Policy making science requires 'randomized control trials'.
mTBI is too heterogenous to conduct research by randomized control trials.
mTBI is a silent epidemic because policy makers never see any evidence.
The Glasgow Coma Scale (GCS) is a mortality prediction scale not a brain injury scale.
CT and standard MRI scans are macroscopic, ie as seen with the human eye, they cannot 'see' microscopic cellular damage.
Brain damage in mainstream health systems is assessed by the GCS and CT/MRI scans. Meaning your brain damage is not being assessed.
Neuropsychology assessments can identify potential dysfunctions through testing.
Neuropsychology assessment results + GCS and CT/MRI = psychological dysfunction not brain injury. (Same for medico-legal)
The car and sporting industry conducted injury simulations on animals from rats to great apes and scanned with Diffusion Tensor Imaging (DTI) that 'sees' microscopic damage. After mTBI they found fluid diffusing from axons.
Histopathological (sliced brain seen under a microscope) evidence of the brains found damaged and sheared axons.
Postmortem histopathological examinations of people with mTBI that had died of other causes found they had damaged and sheared axons.
Neuropsychology assessment results + DTI imaging = brain injury not psychological dysfunction.

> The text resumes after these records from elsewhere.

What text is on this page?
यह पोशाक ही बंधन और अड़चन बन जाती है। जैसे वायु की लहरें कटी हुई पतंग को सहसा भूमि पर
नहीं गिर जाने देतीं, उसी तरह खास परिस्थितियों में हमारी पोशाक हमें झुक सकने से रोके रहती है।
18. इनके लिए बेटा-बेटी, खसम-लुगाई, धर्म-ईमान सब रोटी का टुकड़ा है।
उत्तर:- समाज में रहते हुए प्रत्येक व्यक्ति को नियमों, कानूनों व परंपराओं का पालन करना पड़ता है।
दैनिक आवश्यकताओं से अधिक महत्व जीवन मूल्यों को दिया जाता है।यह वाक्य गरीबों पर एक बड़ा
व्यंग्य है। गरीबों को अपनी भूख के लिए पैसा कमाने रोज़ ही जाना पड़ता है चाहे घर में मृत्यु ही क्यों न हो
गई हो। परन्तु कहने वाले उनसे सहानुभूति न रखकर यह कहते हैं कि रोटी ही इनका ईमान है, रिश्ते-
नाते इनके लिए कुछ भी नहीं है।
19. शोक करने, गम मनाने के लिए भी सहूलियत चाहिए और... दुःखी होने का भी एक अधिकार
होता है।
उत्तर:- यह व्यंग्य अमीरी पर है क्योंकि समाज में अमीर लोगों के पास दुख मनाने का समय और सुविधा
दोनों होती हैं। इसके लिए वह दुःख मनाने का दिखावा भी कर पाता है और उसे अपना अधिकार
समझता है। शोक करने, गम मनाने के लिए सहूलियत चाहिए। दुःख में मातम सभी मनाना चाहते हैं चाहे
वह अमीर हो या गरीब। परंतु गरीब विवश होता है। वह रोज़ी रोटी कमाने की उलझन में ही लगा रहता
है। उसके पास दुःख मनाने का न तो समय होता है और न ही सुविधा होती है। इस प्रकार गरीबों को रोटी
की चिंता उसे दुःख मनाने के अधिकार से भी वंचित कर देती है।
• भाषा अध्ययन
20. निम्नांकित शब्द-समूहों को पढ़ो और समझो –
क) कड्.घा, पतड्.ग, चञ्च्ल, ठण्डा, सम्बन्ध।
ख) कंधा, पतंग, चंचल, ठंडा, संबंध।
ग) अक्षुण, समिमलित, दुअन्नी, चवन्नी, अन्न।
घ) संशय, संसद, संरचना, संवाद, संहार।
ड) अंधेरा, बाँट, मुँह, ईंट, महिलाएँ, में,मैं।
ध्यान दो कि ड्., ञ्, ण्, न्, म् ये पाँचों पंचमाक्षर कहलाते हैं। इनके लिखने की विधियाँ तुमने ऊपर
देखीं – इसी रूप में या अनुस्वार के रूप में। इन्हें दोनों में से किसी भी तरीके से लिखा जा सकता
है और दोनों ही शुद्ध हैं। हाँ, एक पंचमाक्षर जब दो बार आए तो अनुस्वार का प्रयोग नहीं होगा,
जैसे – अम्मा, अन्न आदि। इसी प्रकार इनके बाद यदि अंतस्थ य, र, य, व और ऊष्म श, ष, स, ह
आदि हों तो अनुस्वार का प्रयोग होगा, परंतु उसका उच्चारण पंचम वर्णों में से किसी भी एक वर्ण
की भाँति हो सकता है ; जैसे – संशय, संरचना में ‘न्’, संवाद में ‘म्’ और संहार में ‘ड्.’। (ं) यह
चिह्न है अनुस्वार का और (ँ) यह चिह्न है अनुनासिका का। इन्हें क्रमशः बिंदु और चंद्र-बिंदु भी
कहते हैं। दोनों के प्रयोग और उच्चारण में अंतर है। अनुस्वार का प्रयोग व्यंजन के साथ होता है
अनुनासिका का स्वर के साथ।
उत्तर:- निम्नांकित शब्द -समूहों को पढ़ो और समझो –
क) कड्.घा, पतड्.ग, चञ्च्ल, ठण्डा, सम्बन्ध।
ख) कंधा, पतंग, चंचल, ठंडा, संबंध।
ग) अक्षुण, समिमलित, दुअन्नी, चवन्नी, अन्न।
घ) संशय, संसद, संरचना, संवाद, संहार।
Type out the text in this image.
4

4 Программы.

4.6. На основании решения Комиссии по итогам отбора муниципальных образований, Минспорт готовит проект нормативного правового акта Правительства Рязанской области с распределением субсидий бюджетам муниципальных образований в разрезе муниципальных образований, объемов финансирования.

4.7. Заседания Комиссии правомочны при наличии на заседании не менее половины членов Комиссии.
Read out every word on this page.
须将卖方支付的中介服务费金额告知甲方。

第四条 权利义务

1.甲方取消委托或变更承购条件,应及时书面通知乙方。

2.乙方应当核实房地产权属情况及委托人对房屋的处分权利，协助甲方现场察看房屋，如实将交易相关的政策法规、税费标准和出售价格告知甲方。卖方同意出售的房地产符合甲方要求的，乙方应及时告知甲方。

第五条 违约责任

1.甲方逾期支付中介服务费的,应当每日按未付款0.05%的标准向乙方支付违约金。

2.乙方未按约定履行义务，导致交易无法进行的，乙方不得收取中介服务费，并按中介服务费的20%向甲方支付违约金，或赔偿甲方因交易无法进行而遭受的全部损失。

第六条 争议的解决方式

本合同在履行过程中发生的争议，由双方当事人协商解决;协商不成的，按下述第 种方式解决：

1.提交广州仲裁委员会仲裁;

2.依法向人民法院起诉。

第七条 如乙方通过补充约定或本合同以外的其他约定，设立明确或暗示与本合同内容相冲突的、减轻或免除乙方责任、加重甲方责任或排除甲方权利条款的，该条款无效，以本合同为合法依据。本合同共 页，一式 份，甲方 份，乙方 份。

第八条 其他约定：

After any TBI you are twice as likely as a normal to get a stroke. After a stroke or any TBI you are twice as likely to get dementia later in life.
Antidepressants are routinely used to treat 'psychological problems' after mTBI and strokes.
Antidepressants inhibit brain repair mechanisms.
Antidepressants increase the likelihood of dementia later in life in normal people and is 4 times more likely to increase dementia in TBI and strokes.
In 2019 antidepressants were found to have no efficacy for use in TBI and strokes.
All evidence is current and up to date 2019-2022.